Весь мясной набор, как на витрине. Из трещин в лопнувших сосцах выступают и
сразу затвердевают янтарные капли.
- Да, недоношенная лярва, - скрипит Адамо зубами. Молодой человек
обладает соответствующим возрасту аппетитом и, конечно, едва сдерживается,
чтобы не впиться клыками в выставленное на витрине подрагивающее мясцо. И то
только потому, что выбор труден, слишком уж разнообразен набор. - Все
фальшивое: легенда, удостоверение, имя... И сама баба - дрянная фальшивка,
подделка под бабу.
- Я покрою все убытки, - кладет приезжий руку на плечо Адамо. - Не надо
скандала. Все равно из него ничего не выйдет. Она больна, это установлено
официально. У меня есть соответствующие документы.
- Тоже, небось, изготовленные на ксероксе? - сбрасывает Адамо чужую руку
брезгливым передрагиванием плечей, характерным движением турецкой
танцовщицы. - Как вас-то зовут, папаша? У вас-то хоть настоящее имя, или
тоже такое... польское? - В будущем надо получше ее сторожить, папаша, в
оба, - вползает в приоткрытую наружную дверь парфюмерный голосок. Это Дон
Анжело, он уже занял там наблюдательную, или сторожевую позицию, как кому
нравится.
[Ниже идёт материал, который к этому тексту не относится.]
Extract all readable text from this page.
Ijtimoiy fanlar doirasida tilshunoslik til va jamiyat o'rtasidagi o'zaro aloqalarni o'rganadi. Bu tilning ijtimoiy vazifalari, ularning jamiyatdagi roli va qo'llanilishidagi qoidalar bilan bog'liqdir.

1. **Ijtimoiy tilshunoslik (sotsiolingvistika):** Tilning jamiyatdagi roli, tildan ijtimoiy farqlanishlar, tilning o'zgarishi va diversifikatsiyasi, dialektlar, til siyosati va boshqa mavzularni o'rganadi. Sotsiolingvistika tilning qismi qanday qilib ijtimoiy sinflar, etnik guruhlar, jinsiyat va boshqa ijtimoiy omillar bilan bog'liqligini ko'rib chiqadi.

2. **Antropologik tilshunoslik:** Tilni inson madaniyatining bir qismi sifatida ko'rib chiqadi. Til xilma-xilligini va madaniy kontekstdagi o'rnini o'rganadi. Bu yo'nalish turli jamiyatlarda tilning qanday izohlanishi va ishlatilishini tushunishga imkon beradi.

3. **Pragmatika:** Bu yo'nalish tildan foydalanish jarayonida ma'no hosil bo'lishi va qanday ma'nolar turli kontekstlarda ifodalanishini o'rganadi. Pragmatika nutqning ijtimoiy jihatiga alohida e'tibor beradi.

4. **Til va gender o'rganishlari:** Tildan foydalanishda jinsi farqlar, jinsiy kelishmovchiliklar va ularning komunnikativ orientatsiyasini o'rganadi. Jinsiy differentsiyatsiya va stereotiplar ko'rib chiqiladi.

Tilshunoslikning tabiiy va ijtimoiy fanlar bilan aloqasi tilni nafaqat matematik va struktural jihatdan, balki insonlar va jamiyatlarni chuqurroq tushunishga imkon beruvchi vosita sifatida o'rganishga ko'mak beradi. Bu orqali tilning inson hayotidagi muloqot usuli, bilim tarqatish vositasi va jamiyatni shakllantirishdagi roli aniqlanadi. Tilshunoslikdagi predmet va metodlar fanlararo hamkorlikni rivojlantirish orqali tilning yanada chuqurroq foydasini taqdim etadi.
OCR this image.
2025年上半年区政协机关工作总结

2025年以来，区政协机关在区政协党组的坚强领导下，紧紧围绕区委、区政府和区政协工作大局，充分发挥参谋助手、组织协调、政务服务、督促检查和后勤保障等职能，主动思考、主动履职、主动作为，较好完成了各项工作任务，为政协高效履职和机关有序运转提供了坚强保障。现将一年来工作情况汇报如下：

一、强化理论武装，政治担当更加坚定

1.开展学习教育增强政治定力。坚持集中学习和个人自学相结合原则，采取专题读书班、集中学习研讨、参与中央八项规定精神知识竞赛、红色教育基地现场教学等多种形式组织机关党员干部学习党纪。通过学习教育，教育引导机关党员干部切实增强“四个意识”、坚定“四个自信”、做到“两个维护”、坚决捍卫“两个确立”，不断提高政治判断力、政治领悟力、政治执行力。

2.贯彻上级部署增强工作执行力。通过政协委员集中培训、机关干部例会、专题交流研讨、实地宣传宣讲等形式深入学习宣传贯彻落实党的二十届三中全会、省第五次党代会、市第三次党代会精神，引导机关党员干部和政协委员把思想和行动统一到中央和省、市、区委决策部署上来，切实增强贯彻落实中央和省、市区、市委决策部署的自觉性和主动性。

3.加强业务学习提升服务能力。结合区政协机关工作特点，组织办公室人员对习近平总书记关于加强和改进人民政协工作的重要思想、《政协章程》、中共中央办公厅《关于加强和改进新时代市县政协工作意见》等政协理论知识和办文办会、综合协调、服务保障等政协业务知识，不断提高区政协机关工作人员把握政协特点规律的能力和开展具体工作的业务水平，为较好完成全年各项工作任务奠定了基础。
Ему она нравится, и потому он сладострастно уточняет:
- В сто глаз.
- Какое у нее будущее, - с досадой отмахивается чувствительный Адамо:
вмешательство Дона Анжело превращает стройный квартет в квинтет, а это явное
излишество, ведь новый голос вынужден дублировать какой-нибудь из старых,
своего особого места у него нет, да и трудности подстройки его к
сложившемуся ансамблю делают сомнительной любую от него пользу. К тому же,
этот особо неприятный Адамо голос уже прорезался, так что подстраивать его
ко всей теперешней музыке придется опять задним числом.